On trouvera également dans ce numéro une autre série d’entrevues réalisées par Bob Gluck en 2005–2006 avec d’anciens étudiants du Columbia-Princeton Center for Electronic Music. Un certain nombre de compositeurs latino-américains figurent parmi les premières générations d’artistes Columbia-Princeton, notamment le compositeur américano-argentin Mario Davidovsky, un « ardent défenseur des compositeurs latino-américains qui voulaient venir étudier au centre », et dont on ne saurait sous-estimer le rôle dans la promotion des compositeurs latino-américains. L’héritage de Columbia-Princeton est bien connu, mais il faut souligner également les liens étroits et les échanges entre les établissements d’enseignement des États-Unis et d’Amérique latine — notamment l’Instituto Torcuato di Tella et Columbia-Princeton — et les compositeurs des années 1960–1970, une période de croissance soutenue qui a contribué à définir la nature de la musique électronique pour les générations à venir. Au nombre de ces compositeurs, mentionnons le compositeur vénézuélien Alfredo Del Mónaco et Sergio Cervetti de l’Uruguay (les expériences qu’y a faites Del Mónaco ont grandement influencé son travail de composition instrumentale, et Cervetti a mis sur pied le programme et les studios électroniques de la NYU School of the Arts), ainsi que le compositeur canado-argentin alcides lanza (qui dirigera les studios EMS de McGill pendant 30 ans) et le compositeur péruvien Edgar Valcárcel (qui est rentré au Pérou après ses études).
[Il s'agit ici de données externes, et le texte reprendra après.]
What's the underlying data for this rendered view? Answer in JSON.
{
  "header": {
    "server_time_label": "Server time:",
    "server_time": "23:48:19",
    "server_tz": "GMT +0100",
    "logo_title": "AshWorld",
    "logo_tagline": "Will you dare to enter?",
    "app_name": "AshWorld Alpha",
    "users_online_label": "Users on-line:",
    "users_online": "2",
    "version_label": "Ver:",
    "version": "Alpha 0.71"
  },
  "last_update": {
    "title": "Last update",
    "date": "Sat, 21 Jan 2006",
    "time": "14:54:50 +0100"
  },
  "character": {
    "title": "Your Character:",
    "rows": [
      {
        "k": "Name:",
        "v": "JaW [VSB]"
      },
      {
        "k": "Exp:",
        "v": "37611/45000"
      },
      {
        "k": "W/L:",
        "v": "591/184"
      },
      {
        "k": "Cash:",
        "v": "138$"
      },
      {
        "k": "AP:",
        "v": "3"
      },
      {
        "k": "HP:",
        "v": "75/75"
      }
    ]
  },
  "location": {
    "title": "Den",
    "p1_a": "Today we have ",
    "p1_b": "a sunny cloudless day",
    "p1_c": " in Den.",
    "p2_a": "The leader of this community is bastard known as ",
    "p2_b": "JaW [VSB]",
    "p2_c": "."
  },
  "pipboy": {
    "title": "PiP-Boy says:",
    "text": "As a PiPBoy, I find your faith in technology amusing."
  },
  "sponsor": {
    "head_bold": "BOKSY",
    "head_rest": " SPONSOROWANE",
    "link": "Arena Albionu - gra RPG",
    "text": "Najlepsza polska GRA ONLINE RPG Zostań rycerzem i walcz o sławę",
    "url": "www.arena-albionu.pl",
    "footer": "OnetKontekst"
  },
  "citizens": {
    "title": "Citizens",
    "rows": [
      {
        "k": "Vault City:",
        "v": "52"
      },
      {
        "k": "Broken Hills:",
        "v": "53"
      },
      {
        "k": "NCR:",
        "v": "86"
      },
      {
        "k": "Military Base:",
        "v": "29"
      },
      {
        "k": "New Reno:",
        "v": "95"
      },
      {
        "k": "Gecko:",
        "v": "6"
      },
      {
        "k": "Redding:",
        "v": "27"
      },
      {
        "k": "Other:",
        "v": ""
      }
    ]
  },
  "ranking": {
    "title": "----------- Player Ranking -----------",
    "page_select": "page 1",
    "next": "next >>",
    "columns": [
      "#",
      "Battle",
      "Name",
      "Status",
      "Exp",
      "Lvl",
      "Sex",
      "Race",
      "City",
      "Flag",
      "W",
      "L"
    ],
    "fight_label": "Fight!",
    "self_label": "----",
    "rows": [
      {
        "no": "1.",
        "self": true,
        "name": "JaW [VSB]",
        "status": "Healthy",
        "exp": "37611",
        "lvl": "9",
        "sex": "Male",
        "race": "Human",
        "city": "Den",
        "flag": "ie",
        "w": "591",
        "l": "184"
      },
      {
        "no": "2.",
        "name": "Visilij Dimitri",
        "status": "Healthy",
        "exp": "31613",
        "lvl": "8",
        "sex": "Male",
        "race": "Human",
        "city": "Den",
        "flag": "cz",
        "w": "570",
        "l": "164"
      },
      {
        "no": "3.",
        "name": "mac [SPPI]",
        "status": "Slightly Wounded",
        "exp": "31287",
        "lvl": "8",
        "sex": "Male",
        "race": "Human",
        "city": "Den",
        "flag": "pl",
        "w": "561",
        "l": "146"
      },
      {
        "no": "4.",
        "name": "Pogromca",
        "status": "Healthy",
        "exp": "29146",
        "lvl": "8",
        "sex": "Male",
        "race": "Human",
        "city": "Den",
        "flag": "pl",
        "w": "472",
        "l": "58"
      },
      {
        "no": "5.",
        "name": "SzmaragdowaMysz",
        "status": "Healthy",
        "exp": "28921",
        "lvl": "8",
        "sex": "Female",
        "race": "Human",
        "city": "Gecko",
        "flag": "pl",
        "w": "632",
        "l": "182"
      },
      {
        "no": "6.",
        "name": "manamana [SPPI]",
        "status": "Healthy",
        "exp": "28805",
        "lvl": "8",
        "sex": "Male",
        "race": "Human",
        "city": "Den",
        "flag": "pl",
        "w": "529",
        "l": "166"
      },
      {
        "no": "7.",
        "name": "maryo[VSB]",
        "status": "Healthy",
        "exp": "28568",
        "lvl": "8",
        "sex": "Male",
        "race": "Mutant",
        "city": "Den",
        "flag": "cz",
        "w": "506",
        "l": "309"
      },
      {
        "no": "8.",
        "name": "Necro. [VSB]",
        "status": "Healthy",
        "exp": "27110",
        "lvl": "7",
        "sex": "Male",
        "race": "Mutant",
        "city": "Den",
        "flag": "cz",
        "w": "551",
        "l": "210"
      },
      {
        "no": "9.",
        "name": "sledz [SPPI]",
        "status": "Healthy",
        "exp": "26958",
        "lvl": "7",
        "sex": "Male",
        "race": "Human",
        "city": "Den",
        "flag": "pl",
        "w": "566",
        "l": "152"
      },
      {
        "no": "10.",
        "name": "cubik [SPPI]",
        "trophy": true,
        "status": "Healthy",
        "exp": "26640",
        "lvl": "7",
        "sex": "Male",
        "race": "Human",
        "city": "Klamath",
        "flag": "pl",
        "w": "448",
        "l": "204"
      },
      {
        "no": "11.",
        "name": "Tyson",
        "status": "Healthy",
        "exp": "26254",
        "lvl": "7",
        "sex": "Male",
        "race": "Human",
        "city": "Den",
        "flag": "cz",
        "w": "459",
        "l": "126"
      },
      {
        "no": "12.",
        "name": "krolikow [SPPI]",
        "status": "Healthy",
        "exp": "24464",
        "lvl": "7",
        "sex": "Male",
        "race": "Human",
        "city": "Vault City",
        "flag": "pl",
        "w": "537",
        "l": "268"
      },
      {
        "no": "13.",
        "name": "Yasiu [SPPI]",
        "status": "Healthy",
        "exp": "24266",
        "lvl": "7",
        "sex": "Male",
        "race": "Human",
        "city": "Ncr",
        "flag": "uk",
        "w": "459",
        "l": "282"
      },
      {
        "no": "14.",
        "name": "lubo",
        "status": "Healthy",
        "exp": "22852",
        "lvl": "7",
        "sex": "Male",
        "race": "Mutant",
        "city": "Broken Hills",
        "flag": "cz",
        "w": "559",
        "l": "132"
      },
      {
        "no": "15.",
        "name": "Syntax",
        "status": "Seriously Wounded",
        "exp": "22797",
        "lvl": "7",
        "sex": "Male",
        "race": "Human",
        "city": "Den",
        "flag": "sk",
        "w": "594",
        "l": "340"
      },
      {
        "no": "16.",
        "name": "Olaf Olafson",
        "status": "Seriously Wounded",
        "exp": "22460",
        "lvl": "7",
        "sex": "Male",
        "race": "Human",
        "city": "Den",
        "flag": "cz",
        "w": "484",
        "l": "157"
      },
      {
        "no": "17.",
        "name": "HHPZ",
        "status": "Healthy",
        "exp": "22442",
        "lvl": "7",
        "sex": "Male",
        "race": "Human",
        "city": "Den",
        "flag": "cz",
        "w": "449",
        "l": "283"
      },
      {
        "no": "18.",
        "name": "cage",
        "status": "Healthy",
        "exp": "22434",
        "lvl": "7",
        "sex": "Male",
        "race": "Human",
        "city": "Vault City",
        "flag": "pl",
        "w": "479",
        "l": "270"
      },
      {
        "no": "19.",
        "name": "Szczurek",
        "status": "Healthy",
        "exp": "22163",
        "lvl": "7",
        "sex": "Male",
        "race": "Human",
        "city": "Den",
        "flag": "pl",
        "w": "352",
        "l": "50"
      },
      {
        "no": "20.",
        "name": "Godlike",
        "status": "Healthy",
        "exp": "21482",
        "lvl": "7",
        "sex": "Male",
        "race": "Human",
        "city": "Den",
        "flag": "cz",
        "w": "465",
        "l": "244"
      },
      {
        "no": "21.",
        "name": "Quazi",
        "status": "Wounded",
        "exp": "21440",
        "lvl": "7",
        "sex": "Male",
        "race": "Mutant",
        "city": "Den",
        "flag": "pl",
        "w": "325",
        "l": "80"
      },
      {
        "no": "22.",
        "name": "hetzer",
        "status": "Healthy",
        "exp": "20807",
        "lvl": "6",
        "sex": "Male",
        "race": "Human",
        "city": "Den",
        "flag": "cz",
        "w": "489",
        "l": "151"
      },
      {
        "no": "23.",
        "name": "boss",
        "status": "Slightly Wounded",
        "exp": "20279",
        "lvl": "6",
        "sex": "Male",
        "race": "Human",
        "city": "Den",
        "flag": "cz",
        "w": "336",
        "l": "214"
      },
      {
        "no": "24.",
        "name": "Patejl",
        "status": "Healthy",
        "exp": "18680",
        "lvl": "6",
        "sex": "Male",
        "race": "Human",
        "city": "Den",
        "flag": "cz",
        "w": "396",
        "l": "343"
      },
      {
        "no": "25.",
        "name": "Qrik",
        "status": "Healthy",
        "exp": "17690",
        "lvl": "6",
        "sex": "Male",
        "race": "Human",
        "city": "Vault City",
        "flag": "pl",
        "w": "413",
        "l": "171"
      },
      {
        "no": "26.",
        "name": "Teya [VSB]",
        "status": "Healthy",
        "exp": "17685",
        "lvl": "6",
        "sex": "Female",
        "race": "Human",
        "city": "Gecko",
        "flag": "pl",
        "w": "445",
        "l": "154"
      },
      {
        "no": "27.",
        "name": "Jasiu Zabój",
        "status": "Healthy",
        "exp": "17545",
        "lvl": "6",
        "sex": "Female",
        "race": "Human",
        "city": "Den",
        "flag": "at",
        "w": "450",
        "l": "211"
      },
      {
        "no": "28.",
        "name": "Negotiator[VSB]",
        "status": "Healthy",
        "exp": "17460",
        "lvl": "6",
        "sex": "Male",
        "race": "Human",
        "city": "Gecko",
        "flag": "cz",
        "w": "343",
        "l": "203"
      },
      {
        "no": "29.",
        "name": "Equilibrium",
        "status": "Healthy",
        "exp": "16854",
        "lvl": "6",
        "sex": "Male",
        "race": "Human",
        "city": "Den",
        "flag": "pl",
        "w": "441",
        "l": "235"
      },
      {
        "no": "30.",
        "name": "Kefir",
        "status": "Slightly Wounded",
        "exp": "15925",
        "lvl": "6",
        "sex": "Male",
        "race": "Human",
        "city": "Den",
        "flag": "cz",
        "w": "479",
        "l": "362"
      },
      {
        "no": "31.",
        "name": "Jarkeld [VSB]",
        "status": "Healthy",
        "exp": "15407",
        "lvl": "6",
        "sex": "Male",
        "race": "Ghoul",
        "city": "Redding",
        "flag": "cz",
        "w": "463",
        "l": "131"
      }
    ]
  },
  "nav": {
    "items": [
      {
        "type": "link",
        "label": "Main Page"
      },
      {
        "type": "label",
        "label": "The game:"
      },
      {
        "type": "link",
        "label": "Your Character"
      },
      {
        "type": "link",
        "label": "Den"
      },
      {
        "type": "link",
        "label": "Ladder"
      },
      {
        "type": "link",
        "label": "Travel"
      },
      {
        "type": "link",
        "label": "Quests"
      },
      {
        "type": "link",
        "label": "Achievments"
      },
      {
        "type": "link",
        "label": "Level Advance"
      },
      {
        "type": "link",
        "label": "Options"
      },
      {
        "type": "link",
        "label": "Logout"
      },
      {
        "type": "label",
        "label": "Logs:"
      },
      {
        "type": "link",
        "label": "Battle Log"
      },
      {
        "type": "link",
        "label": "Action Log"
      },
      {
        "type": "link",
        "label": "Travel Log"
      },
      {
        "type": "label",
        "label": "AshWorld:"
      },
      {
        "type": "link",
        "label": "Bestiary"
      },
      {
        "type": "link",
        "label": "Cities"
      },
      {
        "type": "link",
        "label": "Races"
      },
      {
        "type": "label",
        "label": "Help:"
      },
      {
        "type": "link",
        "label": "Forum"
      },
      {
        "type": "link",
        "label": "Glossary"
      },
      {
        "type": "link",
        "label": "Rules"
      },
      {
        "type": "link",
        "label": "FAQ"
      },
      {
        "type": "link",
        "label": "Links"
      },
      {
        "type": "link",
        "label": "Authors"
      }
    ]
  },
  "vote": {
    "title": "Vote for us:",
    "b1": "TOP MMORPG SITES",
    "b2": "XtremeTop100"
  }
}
Pour clore ce numéro, trois textes sur la vidéomusique. Maura McDonnell signe un compte-rendu du prestigieux festival biennal Seeing Sound de Bath au Royaume-Uni qui présente de la musique visuelle et des vidéos depuis 2009. Et dans sa rubrique « 6 questions », les invités de Kevin Austin sont les artistes de vidéomusique montréalais Maxime Corbeil-Perron et Julien Robert1[1. Voir également eContact! 15.2, « 6 questions » aux compositeurs et vidéastes Freida Abtan, Joseph Hyde, Pierre Paré-Blais et Jean Piché.]

Les articles de ce numéro sont accompagnés de plusieurs extraits vidéos illustrant les idées et le travail de leurs auteurs. J’espère que vous apprécierez cette contribution au domaine de la vidéomusique et des pratiques connexes.